Financial expert Jim Cramer has recently spotlighted Intel as his premier stock selection, attributing this choice to CEO Lip-Bu Tan's significant efforts in revitalizing the company. This comes at a time when Intel's stock has seen remarkable growth, more than tripling in value throughout 2026, primarily fueled by its essential contributions to the burgeoning artificial intelligence industry. Despite this enthusiastic backing, a recent dip in share price and a lofty valuation pose critical questions for investors regarding the longevity and sustainability of Intel's upward trajectory.

Cramer's declaration of Intel as his preferred investment was made on June 30, 2026, during an episode of "Mad Money." He lauded Lip-Bu Tan for orchestrating what he described as one of the most impressive corporate transformations in recent memory. This endorsement follows a period of dramatic gains for Intel, whose shares had already surged by over 200% by mid-2026. Intriguingly, the announcement coincided with a notable downturn in Intel's stock, prompting a pressing question for market participants: Is there still an opportune moment to invest, or has the period of easy profits already concluded?

The core of Cramer's investment thesis hinges on Intel's crucial position within the AI ecosystem.
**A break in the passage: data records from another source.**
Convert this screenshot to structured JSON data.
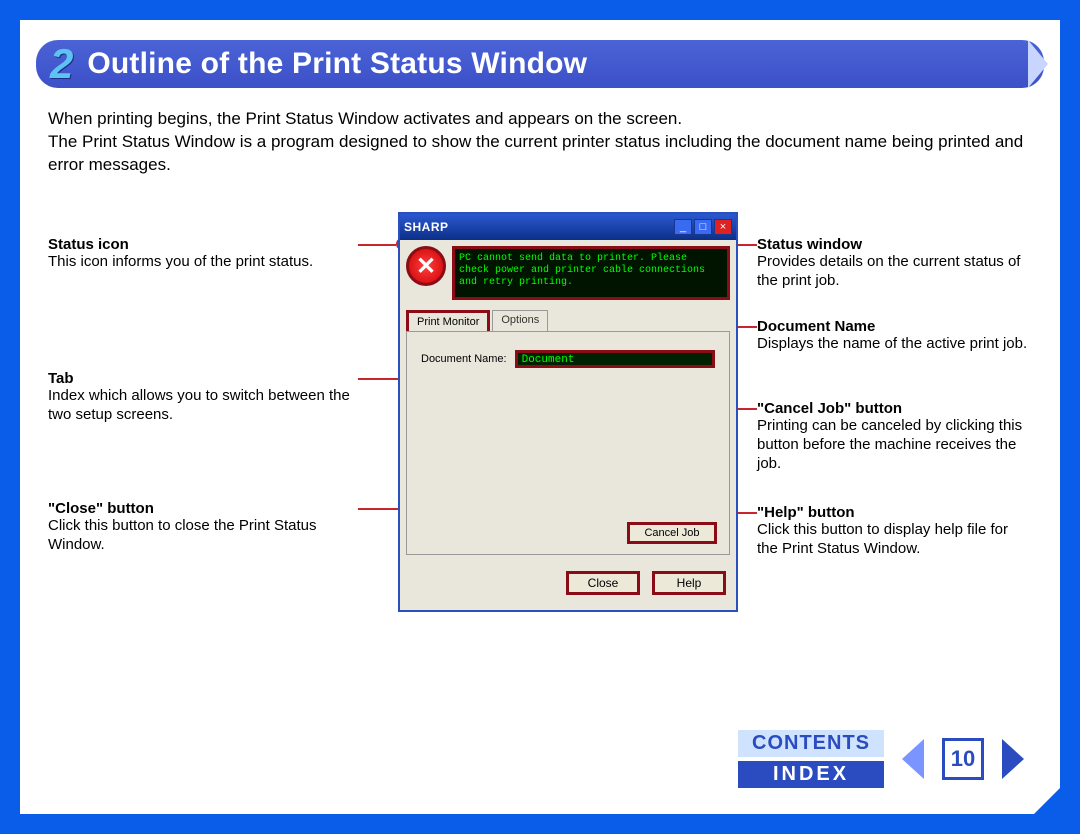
{
  "title": {
    "number": "2",
    "heading": "Outline of the Print Status Window"
  },
  "intro": "When printing begins, the Print Status Window activates and appears on the screen.\nThe Print Status Window is a program designed to show the current printer status including the document name being printed and error messages.",
  "callouts": {
    "left": [
      {
        "head": "Status icon",
        "body": "This icon informs you of the print status."
      },
      {
        "head": "Tab",
        "body": "Index which allows you to switch between the two setup screens."
      },
      {
        "head": "\"Close\" button",
        "body": "Click this button to close the Print Status Window."
      }
    ],
    "right": [
      {
        "head": "Status window",
        "body": "Provides details on the current status of the print job."
      },
      {
        "head": "Document Name",
        "body": "Displays the name of the active print job."
      },
      {
        "head": "\"Cancel Job\" button",
        "body": "Printing can be canceled by clicking this button before the machine receives the job."
      },
      {
        "head": "\"Help\" button",
        "body": "Click this button to display help file for the Print Status Window."
      }
    ]
  },
  "window": {
    "brand": "SHARP",
    "status_icon_glyph": "✕",
    "status_message": "PC cannot send data to printer. Please check power and printer cable connections and retry printing.",
    "tabs": {
      "active": "Print Monitor",
      "inactive": "Options"
    },
    "docname_label": "Document Name:",
    "docname_value": "Document",
    "cancel_label": "Cancel Job",
    "close_label": "Close",
    "help_label": "Help"
  },
  "nav": {
    "contents": "CONTENTS",
    "index": "INDEX",
    "page": "10"
  }
}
He highlighted a shift in market dynamics, where companies providing infrastructure for the AI boom are being rewarded, while those funding it face increased scrutiny. Beyond Intel, Cramer also pointed to Micron, Marvell, SanDisk, and AMD as significant beneficiaries of this trend. His conviction is further evidenced by his Charitable Trust, part of the CNBC Investing Club, which initiated an Intel position on June 3, 2026, and has subsequently increased its holdings.

Intel's remarkable resurgence traces back to August 2025, when the U.S. government announced a substantial 10% equity stake, followed shortly by a $5 billion investment from Nvidia. This momentum continued into the first quarter of 2026, with Intel reporting revenues of $13.6 billion, a 7% year-over-year increase, and non-GAAP earnings per share of $0.29, significantly exceeding Wall Street's projections. Intel's unique advantage lies in its dual capacity as both a chip designer and manufacturer, enabling it to cultivate a more localized supply chain, bolstered by federal subsidies and external investments from entities like Nvidia and SoftBank.

The positive sentiment around Intel has attracted notable investors, including Paul Pelosi, husband of former House Speaker Nancy Pelosi, who disclosed a multi-million-dollar stake in June. Additionally, insider buying, such as CFO David Zinsner's acquisition of over 37,000 shares, signals confidence within the company's leadership. However, Intel's current valuation remains a point of contention. Trading at more than 150 times forward earnings, the stock offers minimal buffer against any potential quarterly disappointments. While some analysts, like Citi and Bank of America, have set higher price targets, the average consensus among 39 analysts suggests a target well below the current trading price, underscoring the divided opinions on Intel's future trajectory. Investors are advised to closely monitor 18A yields, the progress of Apple and Terafab projects, and second-quarter guidance for insights into whether Intel can sustain its impressive rally.